A Framework for Execution-based Model Profiling

In Model-Driven Engineering (MDE) models are used throughout the software development process in prescriptive ways. Such prescriptive models are important during the implementation phase of software and systems. In addition, there are descriptive models generated from runtime data offering valuable information in one of the later phases of a system’s life cycle. Unfortunately, descriptive models are only marginally explored in the field of MDE. Current MDE approaches mostly neglect the possibility to combine prescriptive and descriptive models in a unifying framework to link downstream and upstream information. To bridge this gap, we propose such a framework by loosely couple MDE approaches with process mining (PM) techniques. This framework enables us to support execution-based model profiling as continuous monitoring process over the entire life cycle of a system.
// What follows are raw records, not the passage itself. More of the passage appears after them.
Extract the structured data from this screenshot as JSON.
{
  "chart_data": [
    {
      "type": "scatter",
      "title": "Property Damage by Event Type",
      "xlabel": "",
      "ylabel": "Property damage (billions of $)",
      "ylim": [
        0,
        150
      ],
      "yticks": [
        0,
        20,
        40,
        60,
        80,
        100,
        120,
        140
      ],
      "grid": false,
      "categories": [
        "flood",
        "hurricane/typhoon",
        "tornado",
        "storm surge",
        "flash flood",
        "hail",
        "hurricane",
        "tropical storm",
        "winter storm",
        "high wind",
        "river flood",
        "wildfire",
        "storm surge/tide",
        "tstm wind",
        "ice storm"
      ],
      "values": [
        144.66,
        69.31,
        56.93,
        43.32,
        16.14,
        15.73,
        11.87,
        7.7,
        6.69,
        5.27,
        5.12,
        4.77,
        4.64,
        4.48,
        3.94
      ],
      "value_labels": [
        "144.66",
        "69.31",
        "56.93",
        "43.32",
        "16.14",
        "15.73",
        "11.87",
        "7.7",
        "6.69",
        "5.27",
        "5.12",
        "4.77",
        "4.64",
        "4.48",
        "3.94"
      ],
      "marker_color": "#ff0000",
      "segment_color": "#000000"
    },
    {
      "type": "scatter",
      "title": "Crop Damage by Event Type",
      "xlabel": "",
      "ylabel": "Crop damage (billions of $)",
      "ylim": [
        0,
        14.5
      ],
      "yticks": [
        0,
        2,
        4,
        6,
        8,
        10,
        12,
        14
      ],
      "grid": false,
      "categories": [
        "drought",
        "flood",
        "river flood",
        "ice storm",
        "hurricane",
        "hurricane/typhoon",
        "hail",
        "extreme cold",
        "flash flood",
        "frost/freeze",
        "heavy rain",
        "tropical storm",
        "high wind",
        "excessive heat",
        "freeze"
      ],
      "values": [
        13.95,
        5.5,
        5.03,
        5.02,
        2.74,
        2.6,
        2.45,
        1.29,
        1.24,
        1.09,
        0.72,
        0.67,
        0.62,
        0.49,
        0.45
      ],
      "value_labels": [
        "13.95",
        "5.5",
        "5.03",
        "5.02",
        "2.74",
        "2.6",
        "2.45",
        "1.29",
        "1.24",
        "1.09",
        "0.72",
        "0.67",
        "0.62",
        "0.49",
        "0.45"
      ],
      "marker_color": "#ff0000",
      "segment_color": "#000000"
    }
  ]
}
In the course of this thesis, we provide an evaluation case study in order to demonstrate the feasibility and benefits of the introduced approach. For this purpose we implement a prototype of our framework, which registers logs from a running traffic light system. This system is modeled both, in a basic and extended object-oriented way. The prototype transforms the registered logs of systems into XES-format in order to apply established PM algorithms (e.g., inductive miner). Further, we evaluate different PM algorithms (e.g., α-algorithm, inductive miner) to determine the most efficient one for our approach.